International career
- 2019–2021: United Arab Emirates U23 / 4 / (0)
- 2019–: United Arab Emirates / 57 / (2)

= Abdullah Ramadan (footballer) =

Emirati footballer (born 1998)

Abdullah Ramadan Al-Ameri (Arabic: عَبدُ اللهِ رَمَضانُ بَخِيتٍ سُلَيْمانُ بَخِيتٍ العَامِرِيُّ; born 11 September 1998) is an Emirati professional footballer who plays for Al Jazira.

==International career==
Abdullah Ramadan was born in the United Arab Emirates to an Emirati mother and an Egyptian father. He played with Al Jazira in juniors and participated in the first team in 2018 after allowing the born in United Arab Emirates to participate in the UAE Pro League.

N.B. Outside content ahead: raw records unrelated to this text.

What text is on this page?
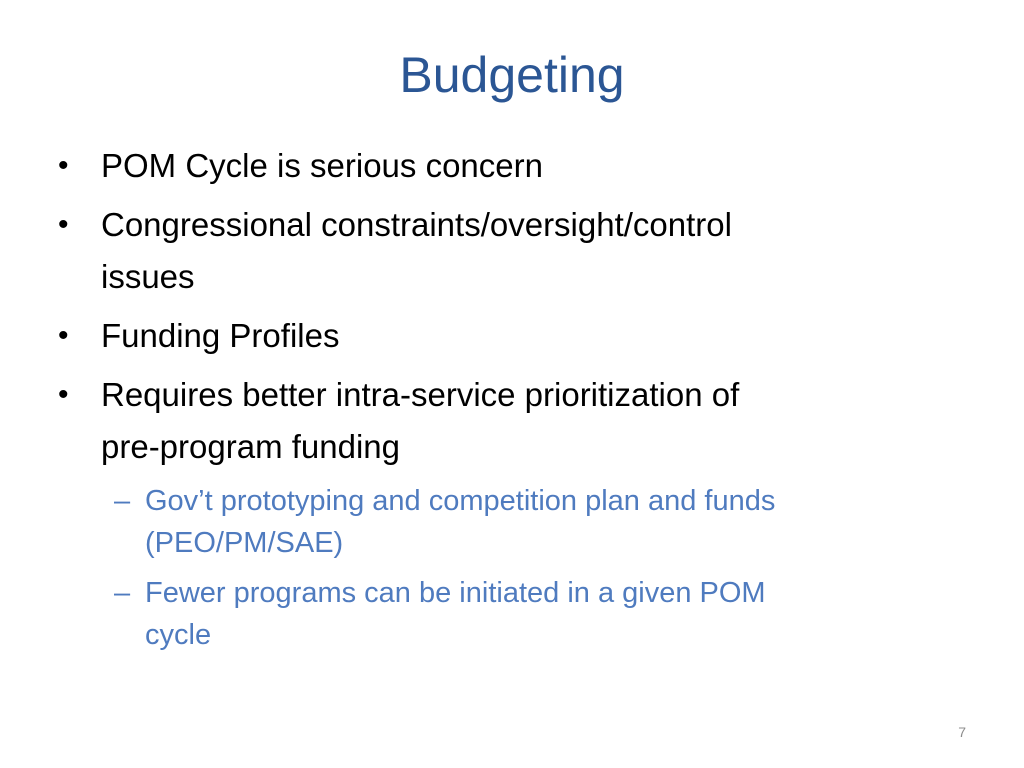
Budgeting
• POM Cycle is serious concern
• Congressional constraints/oversight/control
issues
• Funding Profiles
• Requires better intra-service prioritization of
pre-program funding
– Gov’t prototyping and competition plan and funds
(PEO/PM/SAE)
– Fewer programs can be initiated in a given POM
cycle
7
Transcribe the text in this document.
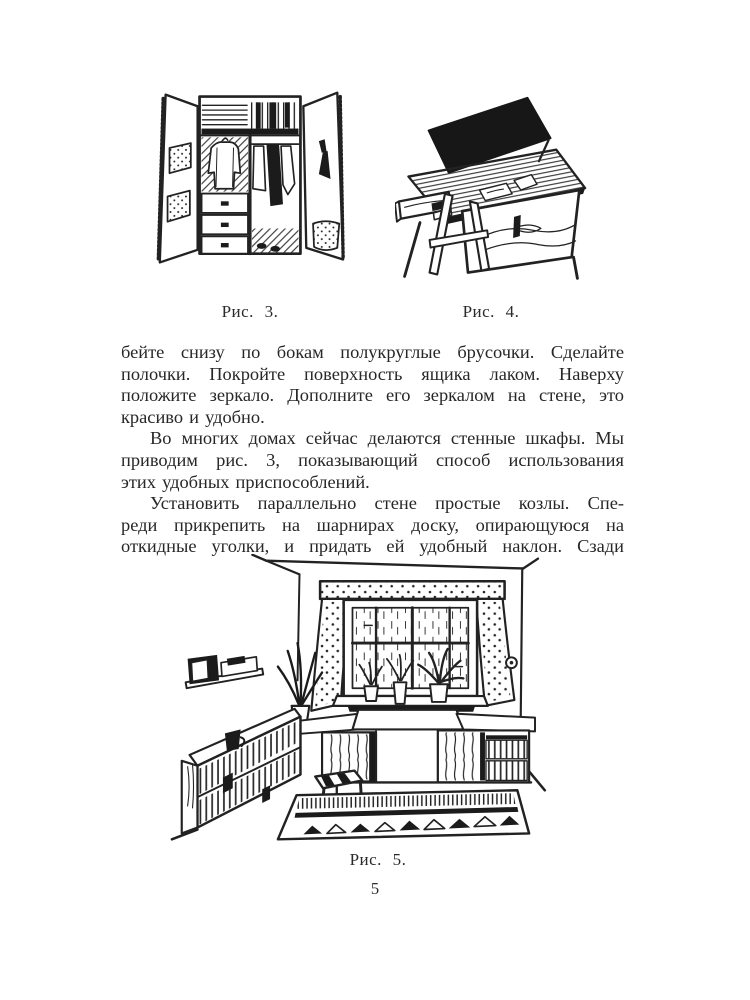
Рис. 3.	Рис. 4.
бейте снизу по бокам полукруглые брусочки. Сделайте
полочки. Покройте поверхность ящика лаком. Наверху
положите зеркало. Дополните его зеркалом на стене, это
красиво и удобно.
Во многих домах сейчас делаются стенные шкафы. Мы
приводим рис. 3, показывающий способ использования
этих удобных приспособлений.
Установить параллельно стене простые козлы. Спе-
реди прикрепить на шарнирах доску, опирающуюся на
откидные уголки, и придать ей удобный наклон. Сзади
Рис. 5.
5
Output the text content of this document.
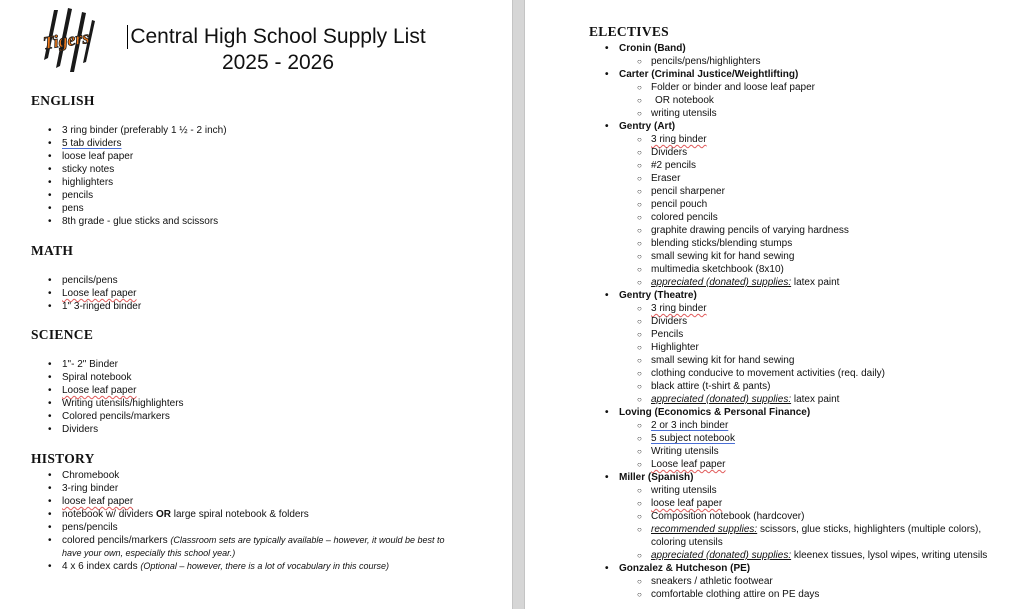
Tigers Central High School Supply List
2025 - 2026
ENGLISH
• 3 ring binder (preferably 1 ½ - 2 inch)
• 5 tab dividers
• loose leaf paper
• sticky notes
• highlighters
• pencils
• pens
• 8th grade - glue sticks and scissors
MATH
• pencils/pens
• Loose leaf paper
• 1" 3-ringed binder
SCIENCE
• 1"- 2" Binder
• Spiral notebook
• Loose leaf paper
• Writing utensils/highlighters
• Colored pencils/markers
• Dividers
HISTORY
• Chromebook
• 3-ring binder
• loose leaf paper
• notebook w/ dividers OR large spiral notebook & folders
• pens/pencils
• colored pencils/markers (Classroom sets are typically available – however, it would be best to have your own, especially this school year.)
• 4 x 6 index cards (Optional – however, there is a lot of vocabulary in this course)
ELECTIVES
• Cronin (Band)
○ pencils/pens/highlighters
• Carter (Criminal Justice/Weightlifting)
○ Folder or binder and loose leaf paper
○ OR notebook
○ writing utensils
• Gentry (Art)
○ 3 ring binder
○ Dividers
○ #2 pencils
○ Eraser
○ pencil sharpener
○ pencil pouch
○ colored pencils
○ graphite drawing pencils of varying hardness
○ blending sticks/blending stumps
○ small sewing kit for hand sewing
○ multimedia sketchbook (8x10)
○ appreciated (donated) supplies: latex paint
• Gentry (Theatre)
○ 3 ring binder
○ Dividers
○ Pencils
○ Highlighter
○ small sewing kit for hand sewing
○ clothing conducive to movement activities (req. daily)
○ black attire (t-shirt & pants)
○ appreciated (donated) supplies: latex paint
• Loving (Economics & Personal Finance)
○ 2 or 3 inch binder
○ 5 subject notebook
○ Writing utensils
○ Loose leaf paper
• Miller (Spanish)
○ writing utensils
○ loose leaf paper
○ Composition notebook (hardcover)
○ recommended supplies: scissors, glue sticks, highlighters (multiple colors), coloring utensils
○ appreciated (donated) supplies: kleenex tissues, lysol wipes, writing utensils
• Gonzalez & Hutcheson (PE)
○ sneakers / athletic footwear
○ comfortable clothing attire on PE days
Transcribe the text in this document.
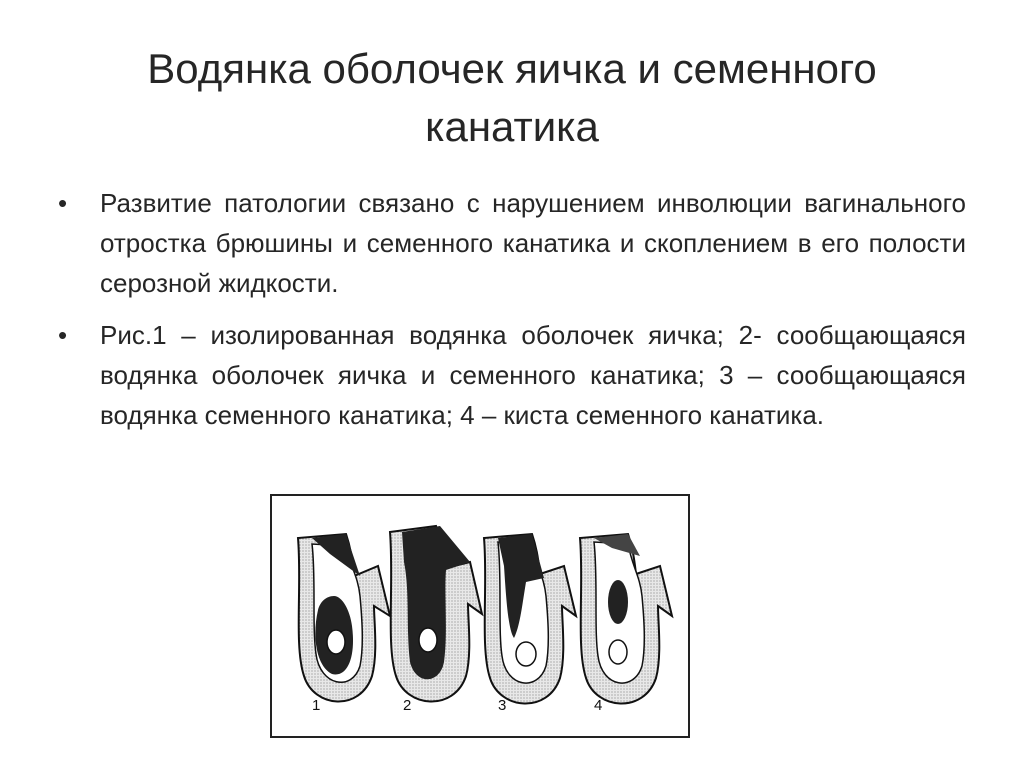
Водянка оболочек яичка и семенного канатика
• Развитие патологии связано с нарушением инволюции вагинального отростка брюшины и семенного канатика и скоплением в его полости серозной жидкости.
• Рис.1 – изолированная водянка оболочек яичка; 2- сообщающаяся водянка оболочек яичка и семенного канатика; 3 – сообщающаяся водянка семенного канатика; 4 – киста семенного канатика.
1	2	3	4
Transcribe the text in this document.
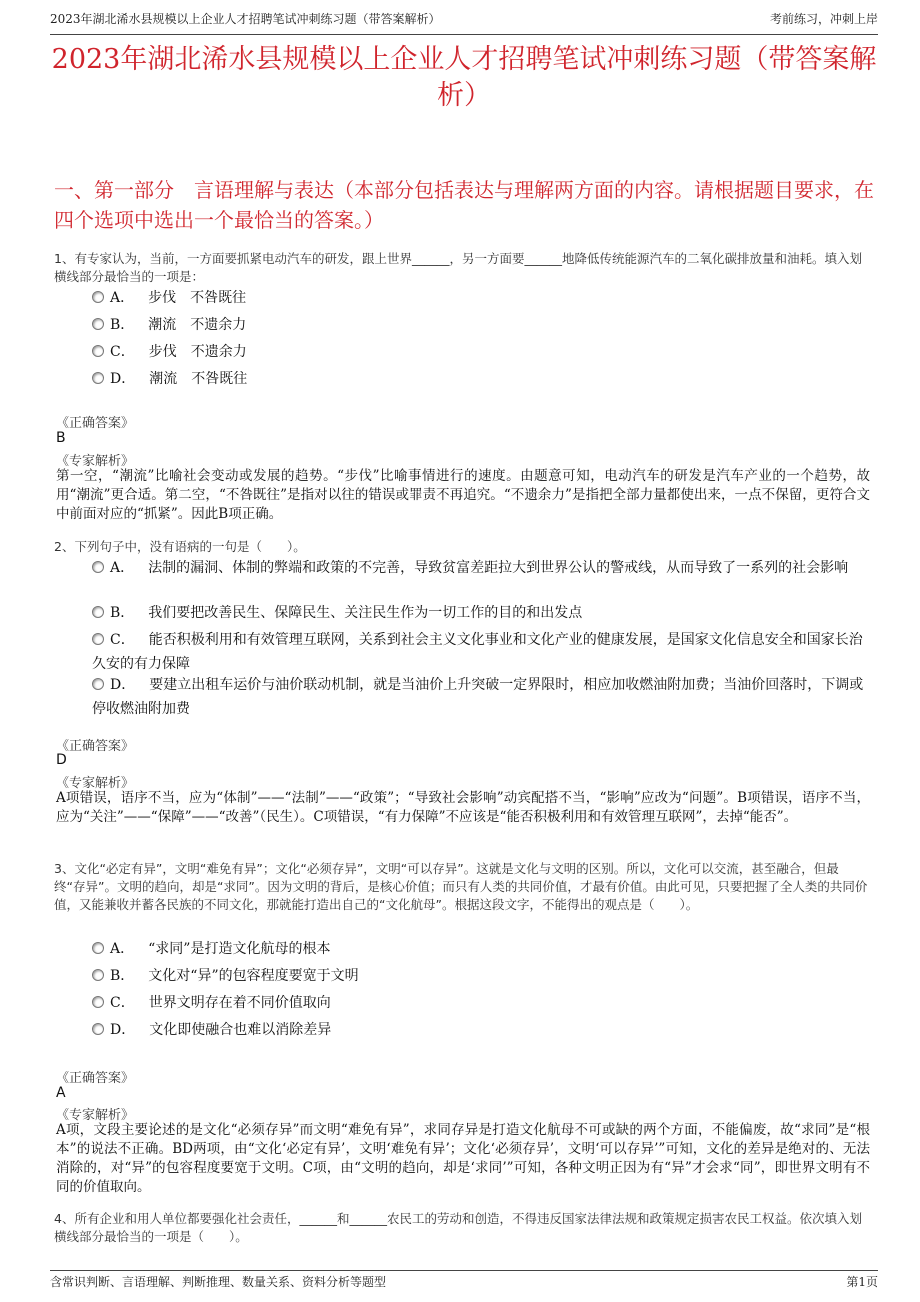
2023年湖北浠水县规模以上企业人才招聘笔试冲刺练习题（带答案解析）	考前练习，冲刺上岸
2023年湖北浠水县规模以上企业人才招聘笔试冲刺练习题（带答案解析）
一、第一部分　言语理解与表达（本部分包括表达与理解两方面的内容。请根据题目要求，在四个选项中选出一个最恰当的答案。）
1、有专家认为，当前，一方面要抓紧电动汽车的研发，跟上世界______，另一方面要______地降低传统能源汽车的二氧化碳排放量和油耗。填入划横线部分最恰当的一项是：
A． 步伐　不咎既往
B． 潮流　不遗余力
C． 步伐　不遗余力
D． 潮流　不咎既往
《正确答案》
B
《专家解析》
第一空，“潮流”比喻社会变动或发展的趋势。“步伐”比喻事情进行的速度。由题意可知，电动汽车的研发是汽车产业的一个趋势，故用“潮流”更合适。第二空，“不咎既往”是指对以往的错误或罪责不再追究。“不遗余力”是指把全部力量都使出来，一点不保留，更符合文中前面对应的“抓紧”。因此B项正确。
2、下列句子中，没有语病的一句是（　　）。
A． 法制的漏洞、体制的弊端和政策的不完善，导致贫富差距拉大到世界公认的警戒线，从而导致了一系列的社会影响
B． 我们要把改善民生、保障民生、关注民生作为一切工作的目的和出发点
C． 能否积极利用和有效管理互联网，关系到社会主义文化事业和文化产业的健康发展，是国家文化信息安全和国家长治久安的有力保障
D． 要建立出租车运价与油价联动机制，就是当油价上升突破一定界限时，相应加收燃油附加费；当油价回落时，下调或停收燃油附加费
《正确答案》
D
《专家解析》
A项错误，语序不当，应为“体制”——“法制”——“政策”；“导致社会影响”动宾配搭不当，“影响”应改为“问题”。B项错误，语序不当，应为“关注”——“保障”——“改善”（民生）。C项错误，“有力保障”不应该是“能否积极利用和有效管理互联网”，去掉“能否”。
3、文化“必定有异”，文明“难免有异”；文化“必须存异”，文明“可以存异”。这就是文化与文明的区别。所以，文化可以交流，甚至融合，但最终“存异”。文明的趋向，却是“求同”。因为文明的背后，是核心价值；而只有人类的共同价值，才最有价值。由此可见，只要把握了全人类的共同价值，又能兼收并蓄各民族的不同文化，那就能打造出自己的“文化航母”。根据这段文字，不能得出的观点是（　　）。
A． “求同”是打造文化航母的根本
B． 文化对“异”的包容程度要宽于文明
C． 世界文明存在着不同价值取向
D． 文化即使融合也难以消除差异
《正确答案》
A
《专家解析》
A项，文段主要论述的是文化“必须存异”而文明“难免有异”，求同存异是打造文化航母不可或缺的两个方面，不能偏废，故“求同”是“根本”的说法不正确。BD两项，由“文化‘必定有异’，文明‘难免有异’；文化‘必须存异’，文明‘可以存异’”可知，文化的差异是绝对的、无法消除的，对“异”的包容程度要宽于文明。C项，由“文明的趋向，却是‘求同’”可知，各种文明正因为有“异”才会求“同”，即世界文明有不同的价值取向。
4、所有企业和用人单位都要强化社会责任，______和______农民工的劳动和创造，不得违反国家法律法规和政策规定损害农民工权益。依次填入划横线部分最恰当的一项是（　　）。
含常识判断、言语理解、判断推理、数量关系、资料分析等题型	第1页
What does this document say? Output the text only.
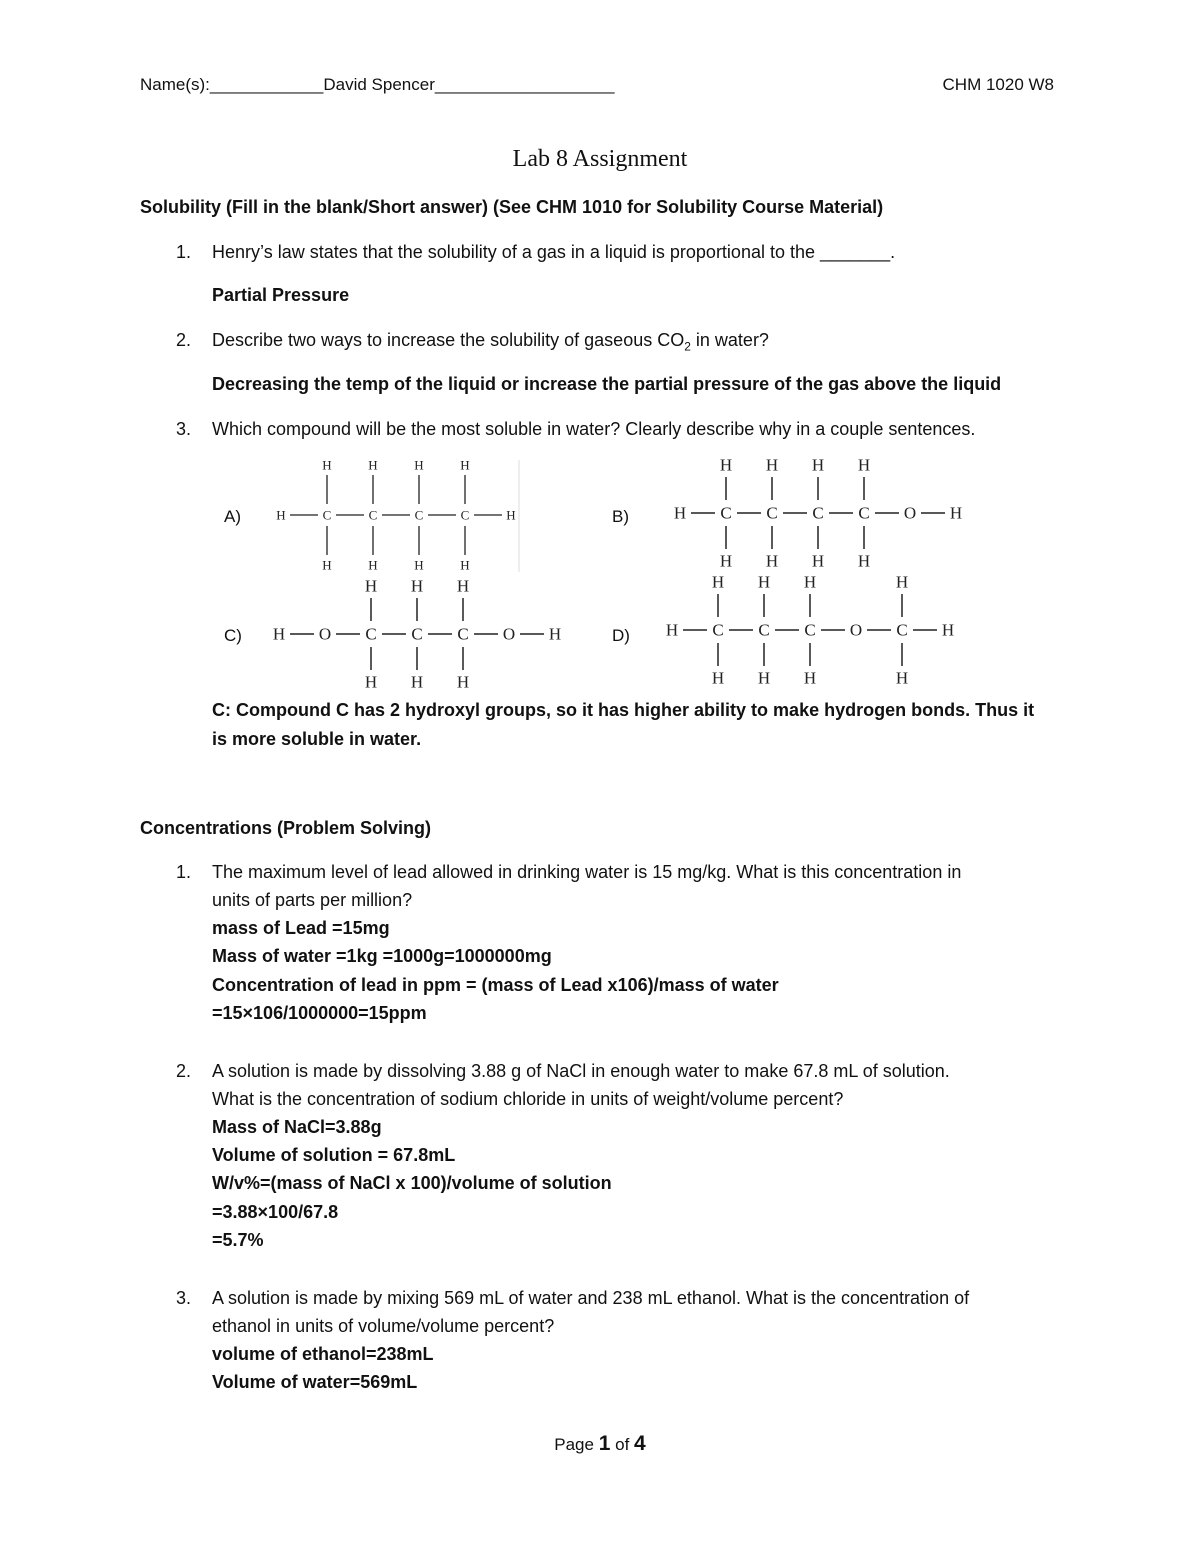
Name(s):____________David Spencer___________________	CHM 1020 W8
Lab 8 Assignment
Solubility (Fill in the blank/Short answer) (See CHM 1010 for Solubility Course Material)
1. Henry’s law states that the solubility of a gas in a liquid is proportional to the _______.
Partial Pressure
2. Describe two ways to increase the solubility of gaseous $CO_2$ in water?
Decreasing the temp of the liquid or increase the partial pressure of the gas above the liquid
3. Which compound will be the most soluble in water? Clearly describe why in a couple sentences.
A)	B)
C)	D)
H	C
H
H
C
H
H
C
H
H
C
H
H
H	H C
H
H
C
H
H
C
H
H
C
H
H
O H
H O C
H
H
C
H
H
C
H
H
O H	H C
H
H
C
H
H
C
H
H
O C
H
H
H
C: Compound C has 2 hydroxyl groups, so it has higher ability to make hydrogen bonds. Thus it
is more soluble in water.
Concentrations (Problem Solving)
1. The maximum level of lead allowed in drinking water is 15 mg/kg. What is this concentration in
units of parts per million?
mass of Lead =15mg
Mass of water =1kg =1000g=1000000mg
Concentration of lead in ppm = (mass of Lead x106)/mass of water
=15×106/1000000=15ppm
2. A solution is made by dissolving 3.88 g of NaCl in enough water to make 67.8 mL of solution.
What is the concentration of sodium chloride in units of weight/volume percent?
Mass of NaCl=3.88g
Volume of solution = 67.8mL
W/v%=(mass of NaCl x 100)/volume of solution
=3.88×100/67.8
=5.7%
3. A solution is made by mixing 569 mL of water and 238 mL ethanol. What is the concentration of
ethanol in units of volume/volume percent?
volume of ethanol=238mL
Volume of water=569mL
Page 1 of 4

He was granted Emirati citizenship in 2018 and was chosen to participate with the first team in 24th Arabian Gulf Cup and was chosen to participate with the Olympic team to participate in 2020 AFC U-23 Championship.

On 4 January 2024, he was named in the UAE's squad for the 2023 AFC Asian Cup.